Et Monsieur le Docteur Houshang Khavari, mon professeur de statistiques, que Dieu ait son âme, était quelque chose d'étonnant. Il enseignait les statistiques, enseignait la génétique et était très influent, une personne très compréhensive sur les questions sociales qui était au top et je suis tombé amoureux de lui au point que j'étais le meilleur dans les cours du Docteur. Et vous savez que dans le cours d'épidémiologie, la base est les statistiques, les statistiques vitales et sur cette base aussi quand je suis allé maintenant que.

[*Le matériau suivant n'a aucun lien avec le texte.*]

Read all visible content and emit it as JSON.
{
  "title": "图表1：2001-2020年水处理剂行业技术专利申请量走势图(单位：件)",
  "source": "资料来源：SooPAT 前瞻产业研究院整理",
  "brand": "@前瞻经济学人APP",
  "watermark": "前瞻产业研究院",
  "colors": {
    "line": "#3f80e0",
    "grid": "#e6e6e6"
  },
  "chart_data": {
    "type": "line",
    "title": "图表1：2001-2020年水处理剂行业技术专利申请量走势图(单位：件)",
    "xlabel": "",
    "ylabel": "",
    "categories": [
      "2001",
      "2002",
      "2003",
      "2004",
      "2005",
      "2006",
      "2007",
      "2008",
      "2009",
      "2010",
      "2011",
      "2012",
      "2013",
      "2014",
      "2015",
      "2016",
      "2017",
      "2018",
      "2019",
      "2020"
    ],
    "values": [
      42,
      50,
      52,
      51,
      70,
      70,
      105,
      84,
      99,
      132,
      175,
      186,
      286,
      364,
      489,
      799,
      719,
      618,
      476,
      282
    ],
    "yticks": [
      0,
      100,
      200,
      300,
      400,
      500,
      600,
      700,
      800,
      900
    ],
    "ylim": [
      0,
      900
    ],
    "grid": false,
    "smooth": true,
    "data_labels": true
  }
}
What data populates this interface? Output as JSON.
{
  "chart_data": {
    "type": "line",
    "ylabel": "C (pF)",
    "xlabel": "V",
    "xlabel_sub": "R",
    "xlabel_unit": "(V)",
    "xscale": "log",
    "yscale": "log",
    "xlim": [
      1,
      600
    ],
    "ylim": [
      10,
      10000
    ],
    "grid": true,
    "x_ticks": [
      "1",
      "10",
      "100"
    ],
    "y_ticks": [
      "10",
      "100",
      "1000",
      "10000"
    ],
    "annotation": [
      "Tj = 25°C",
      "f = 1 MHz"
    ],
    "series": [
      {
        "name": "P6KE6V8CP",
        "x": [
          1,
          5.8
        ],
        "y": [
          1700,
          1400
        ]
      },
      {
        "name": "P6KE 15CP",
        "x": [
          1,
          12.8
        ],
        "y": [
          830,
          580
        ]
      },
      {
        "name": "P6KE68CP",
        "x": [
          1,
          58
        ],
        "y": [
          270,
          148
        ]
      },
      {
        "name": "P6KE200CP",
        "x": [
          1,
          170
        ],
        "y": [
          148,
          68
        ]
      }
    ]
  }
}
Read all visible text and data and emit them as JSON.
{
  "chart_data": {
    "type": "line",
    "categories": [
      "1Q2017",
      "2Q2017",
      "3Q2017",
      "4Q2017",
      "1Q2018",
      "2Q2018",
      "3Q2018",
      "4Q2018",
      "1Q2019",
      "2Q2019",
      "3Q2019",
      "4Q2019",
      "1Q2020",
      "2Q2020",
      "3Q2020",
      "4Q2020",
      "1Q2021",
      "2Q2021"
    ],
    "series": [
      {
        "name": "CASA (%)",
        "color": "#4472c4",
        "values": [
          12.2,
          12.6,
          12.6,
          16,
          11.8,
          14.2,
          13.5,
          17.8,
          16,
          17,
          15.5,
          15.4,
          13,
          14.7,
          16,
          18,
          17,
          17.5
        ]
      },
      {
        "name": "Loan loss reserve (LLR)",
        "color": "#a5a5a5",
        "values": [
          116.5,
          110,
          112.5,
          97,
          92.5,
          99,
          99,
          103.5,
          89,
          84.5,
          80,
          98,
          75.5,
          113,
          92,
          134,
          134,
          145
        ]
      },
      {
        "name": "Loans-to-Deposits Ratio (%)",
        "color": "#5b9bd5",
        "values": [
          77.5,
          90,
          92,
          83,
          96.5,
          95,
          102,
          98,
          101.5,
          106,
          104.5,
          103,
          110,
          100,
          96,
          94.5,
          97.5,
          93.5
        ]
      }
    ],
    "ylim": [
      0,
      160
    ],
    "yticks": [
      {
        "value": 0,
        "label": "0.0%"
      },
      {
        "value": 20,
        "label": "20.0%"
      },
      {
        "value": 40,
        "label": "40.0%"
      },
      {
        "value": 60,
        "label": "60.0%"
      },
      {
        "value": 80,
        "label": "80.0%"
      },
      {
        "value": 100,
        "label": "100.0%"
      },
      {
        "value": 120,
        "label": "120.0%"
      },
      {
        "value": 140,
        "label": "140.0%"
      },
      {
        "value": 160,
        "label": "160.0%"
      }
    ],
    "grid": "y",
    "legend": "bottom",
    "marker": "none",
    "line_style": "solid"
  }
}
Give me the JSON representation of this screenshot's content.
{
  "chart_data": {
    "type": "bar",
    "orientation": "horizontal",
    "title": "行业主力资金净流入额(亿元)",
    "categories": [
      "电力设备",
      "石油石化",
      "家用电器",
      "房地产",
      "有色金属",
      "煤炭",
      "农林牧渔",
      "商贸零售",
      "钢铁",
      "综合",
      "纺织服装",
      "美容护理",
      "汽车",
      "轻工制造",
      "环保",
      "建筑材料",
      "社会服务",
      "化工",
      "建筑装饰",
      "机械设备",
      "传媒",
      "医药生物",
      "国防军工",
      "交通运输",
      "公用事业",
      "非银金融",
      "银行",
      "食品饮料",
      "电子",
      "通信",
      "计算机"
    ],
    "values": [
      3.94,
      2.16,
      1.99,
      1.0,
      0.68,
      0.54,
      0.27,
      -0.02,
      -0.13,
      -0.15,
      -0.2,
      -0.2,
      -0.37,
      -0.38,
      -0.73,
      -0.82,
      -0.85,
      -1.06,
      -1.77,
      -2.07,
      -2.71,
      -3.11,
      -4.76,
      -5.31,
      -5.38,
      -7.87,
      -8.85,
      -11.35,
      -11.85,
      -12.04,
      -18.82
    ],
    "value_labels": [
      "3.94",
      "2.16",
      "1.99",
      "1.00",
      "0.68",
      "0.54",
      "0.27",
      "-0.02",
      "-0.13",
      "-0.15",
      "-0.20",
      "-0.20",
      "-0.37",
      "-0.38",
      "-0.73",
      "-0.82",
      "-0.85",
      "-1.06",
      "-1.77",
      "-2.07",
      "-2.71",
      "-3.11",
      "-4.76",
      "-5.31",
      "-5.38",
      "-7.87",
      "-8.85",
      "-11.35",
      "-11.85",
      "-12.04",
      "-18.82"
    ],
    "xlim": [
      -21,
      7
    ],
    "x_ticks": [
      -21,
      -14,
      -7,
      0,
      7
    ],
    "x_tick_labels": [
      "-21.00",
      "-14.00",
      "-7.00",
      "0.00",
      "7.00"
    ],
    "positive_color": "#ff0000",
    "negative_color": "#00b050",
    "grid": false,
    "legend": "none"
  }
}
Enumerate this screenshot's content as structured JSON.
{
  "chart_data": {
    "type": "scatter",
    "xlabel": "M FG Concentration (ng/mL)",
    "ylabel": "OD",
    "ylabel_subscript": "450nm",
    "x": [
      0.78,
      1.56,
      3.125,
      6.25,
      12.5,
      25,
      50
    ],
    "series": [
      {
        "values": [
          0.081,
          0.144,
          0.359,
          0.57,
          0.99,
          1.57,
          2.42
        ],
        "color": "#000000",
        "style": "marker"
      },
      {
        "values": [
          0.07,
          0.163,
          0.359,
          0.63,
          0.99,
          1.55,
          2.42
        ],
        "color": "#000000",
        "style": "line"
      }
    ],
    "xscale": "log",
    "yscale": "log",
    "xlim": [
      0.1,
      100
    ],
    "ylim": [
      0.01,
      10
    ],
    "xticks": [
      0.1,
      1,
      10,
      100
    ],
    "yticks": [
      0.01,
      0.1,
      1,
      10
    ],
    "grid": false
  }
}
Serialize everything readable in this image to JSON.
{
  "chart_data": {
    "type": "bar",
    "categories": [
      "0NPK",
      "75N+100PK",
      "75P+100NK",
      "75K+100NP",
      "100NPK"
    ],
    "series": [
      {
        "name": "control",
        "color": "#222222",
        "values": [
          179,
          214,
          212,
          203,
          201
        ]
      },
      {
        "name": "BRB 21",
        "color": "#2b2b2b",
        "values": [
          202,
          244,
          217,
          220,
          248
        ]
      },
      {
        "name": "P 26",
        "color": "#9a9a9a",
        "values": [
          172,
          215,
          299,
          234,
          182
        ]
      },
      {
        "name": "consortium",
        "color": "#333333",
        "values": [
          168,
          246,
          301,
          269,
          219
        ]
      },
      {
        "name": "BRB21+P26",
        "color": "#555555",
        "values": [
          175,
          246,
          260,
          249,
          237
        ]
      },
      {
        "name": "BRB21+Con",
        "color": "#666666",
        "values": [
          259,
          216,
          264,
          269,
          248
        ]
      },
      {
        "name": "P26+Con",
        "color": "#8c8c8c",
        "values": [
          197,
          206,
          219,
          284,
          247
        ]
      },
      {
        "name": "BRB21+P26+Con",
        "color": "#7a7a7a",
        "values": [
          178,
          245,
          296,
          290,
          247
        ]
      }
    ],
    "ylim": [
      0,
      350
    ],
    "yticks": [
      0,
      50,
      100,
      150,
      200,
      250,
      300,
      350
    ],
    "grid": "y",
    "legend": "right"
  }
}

Choisis et ramène. Je suis allé demander à deux Ghodsian. Monsieur le Docteur qui étudiait la maïeutique à ce moment-là. J'ai dit que tu viens avec moi en Amérique ? Il a dit quelle discipline ? J'ai dit épidémiologie. Quoi, laisse-moi tranquille. Je veux aller en maïeutique. C'est ainsi que cela s'est passé. Ensuite, ils sont allés maintenant au nord de l'Amérique et ensuite ils sont revenus là-bas avec un diplôme spécialisé en MF. Cela ne me concerne pas maintenant. Je suis allé voir Monsieur le Docteur Ghodsian. J'ai dit que nous venons. Iraj, que Dieu ait son âme, a dit que les mathématiques ne sont pas bonnes non plus. J'ai dit que je joue au billard, ne t'inquiète pas.

Ces discussions ont eu lieu et nous sommes venus au service de Monsieur le Docteur et il a dit que cinq personnes ont été choisies aussi facilement. Il a dit 5 personnes, 5 personnes. Deux personnes de la faculté de médecine vétérinaire, une personne de la faculté d'économie, deux personnes de la faculté d'agriculture. Parce que vous savez que l'Université UC Davis était connue pour sa faculté d'agriculture et de médecine vétérinaire à cette époque dans tout l'ouest de l'Amérique et c'était la seule université dans l'ouest de l'Amérique dont la clinique équine était renommée et seulement Monsieur le Docteur Hekmati est venu leur dire que je veux partir. Il a dit non.

Tu dois aller au Danemark et revenir avec un diplôme en chirurgie. J'ai dit Monsieur le Docteur, cette opportunité est maintenant offerte ici et nous avons une bourse et nous avons aussi le soutien du système. Avec cela, ils sont revenus très mécontents mais à condition que tu ailles là-bas pour que nous ayons une innovation dans le domaine du cheval. J'ai dit bien sûr Monsieur et pour ne pas te déranger, deux mois plus tard, nous avons obtenu le visa américain. Monsieur le Docteur, nous sommes allés à Washington. Nous sommes descendus de l'avion.

Je vous remercie beaucoup d'être resté avec moi jusqu'à la fin de cet épisode et j'espère que vous avez apprécié écouter les propos du cher Dr. Norouzian autant que moi. Un autre point important est que la chaîne YouTube de Radio Chaharnal a été créée, une table ronde avec le cher Mahmoud Poulheidari et Maziar Jamshidkhani.

Elle est enregistrée sur la chaîne YouTube. Vous pouvez aller la regarder. J'ai mis deux parties de l'entretien avec le professeur Babak Shaki, et parmi les vidéos, j'ai inséré des photos fascinantes de l'époque ancienne qui étaient à ma disposition, en espérant que vous apprécierez également de les voir. J'ai juste une demande : si vous entrez sur la chaîne YouTube, appuyez sur le bouton s'abonner et sur la cloche pour être informé sur votre téléphone si je publie une nouvelle vidéo et que vous puissiez en profiter. Le lien de la chaîne YouTube de la radio est dans la description de cet épisode.

Je l'ai mis pour que vous puissiez voir et en profiter. Jusqu'au prochain épisode, je vous confie tous à Dieu le Grand et je vous souhaite à tous santé et longue vie avec dignité, et enfin, comme toujours, prenez soin de vos chevaux.